# Nothappy "negatives"



## ZONE (Mar 13, 2001)

Check this out:

http://www.wannabebig.com/negative.php 


Hey Hulk,

Do I get some kinda commissions?

Prince,

Don't get mad at me


------------------
Thoughts are more powerful then Matter


----------



## karategirl (Mar 13, 2001)

Zone thanks for that informative post. My work out that I am currently doing is all negatives. They are a b!@#*  I never asked my trainer what the benefit was and I've cursed him every time I've done these negatives. Thank god I change it in a couple of weeks . It's good to now what I'll gain through my pain.


----------



## Large And In Charge (Mar 13, 2001)

ZONE

Your post is fine bro!
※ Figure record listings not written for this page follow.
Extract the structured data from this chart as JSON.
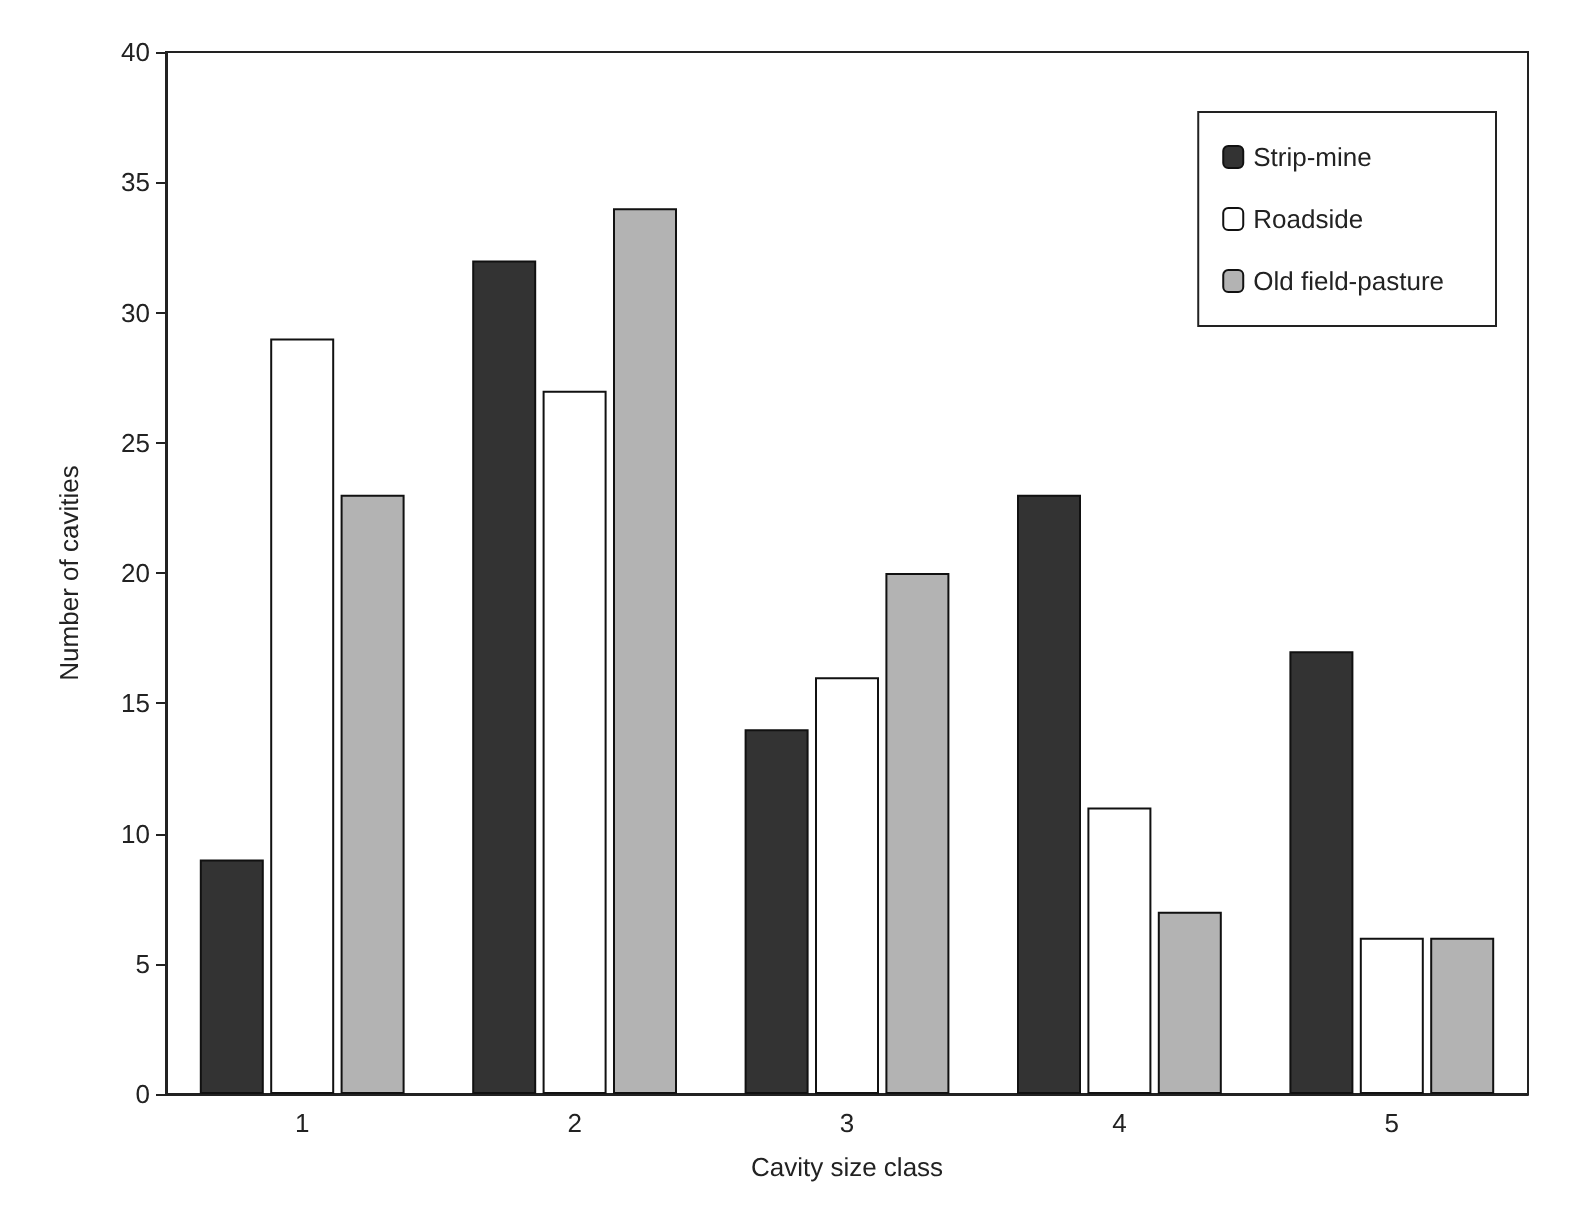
{
  "chart_data": {
    "type": "bar",
    "xlabel": "Cavity size class",
    "ylabel": "Number of cavities",
    "categories": [
      "1",
      "2",
      "3",
      "4",
      "5"
    ],
    "series": [
      {
        "name": "Strip-mine",
        "color": "#333333",
        "values": [
          9,
          32,
          14,
          23,
          17
        ]
      },
      {
        "name": "Roadside",
        "color": "#ffffff",
        "values": [
          29,
          27,
          16,
          11,
          6
        ]
      },
      {
        "name": "Old field-pasture",
        "color": "#b3b3b3",
        "values": [
          23,
          34,
          20,
          7,
          6
        ]
      }
    ],
    "ylim": [
      0,
      40
    ],
    "yticks": [
      0,
      5,
      10,
      15,
      20,
      25,
      30,
      35,
      40
    ],
    "grid": false,
    "legend": "top right"
  }
}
The most important thing we strive to do here at xtreme is to help people achieve their fitness goals and if that means refering them to another site to accomplish this, we are happy to do it. I know there are some discusion boards that will not allow you to do this but I think that is foolish on their part. The main goal of all these discusion boards on the net is to help people in whatever whay possible but some boards and forums don't see it like this! That is probably the biggest thing that seperates us from them, we aim to please.

------------------
If you build it they will come

[This message has been edited by Large And In Charge (edited 03-13-2001).]


----------



## Bench_It (Mar 13, 2001)

There has been some discussion concerning negatives and 1RPM benches also. That they are not good, although I've never had a problem. Look for the article in testosterone.com I think, about the guy that ripped his pec doing a 1 rep max. 

------------------
Shut Up and LIFT!!


----------



## Charger (Mar 13, 2001)

Bench it, I read that a couple of weeks back.  I was on one of those 50 pound programs and gave it up maimly because of it.  Scary stuff.  Hey, did any of you notice who was doing those negs on www.wannabebig.com?   That picture is 30 years old or better.


----------



## MightyKing (Mar 13, 2001)

Wow, maybe it's old? Who cares, the picture does not have to be made like 1 day ago, it doesn't matter, it fits the topic title.

------------------
_"The Greatest Mistake You Can Ever Make Is Continually Fearing That You Will Make One"
-Elbert Hubbard_


----------



## Oldman (Mar 15, 2001)

The 1RM is stoopid.  If you really think you gotta know what your 1RM is then go find out. But who gives a shiat?


----------



## salvation777.ws (May 7, 2018)

What's the closest you have to tren ace test cyp winstrol and Anadrol

Sent from my Z981 using Tapatalk


----------



## Oldschool (May 8, 2018)

salvation777.ws said:


> What's the closest you have to tren ace test cyp winstrol and Anadrol
> 
> Sent from my Z981 using Tapatalk



MHP creatine.
You're welcome.


----------



## spinyvegeta (May 31, 2018)

This isn't working Prince


----------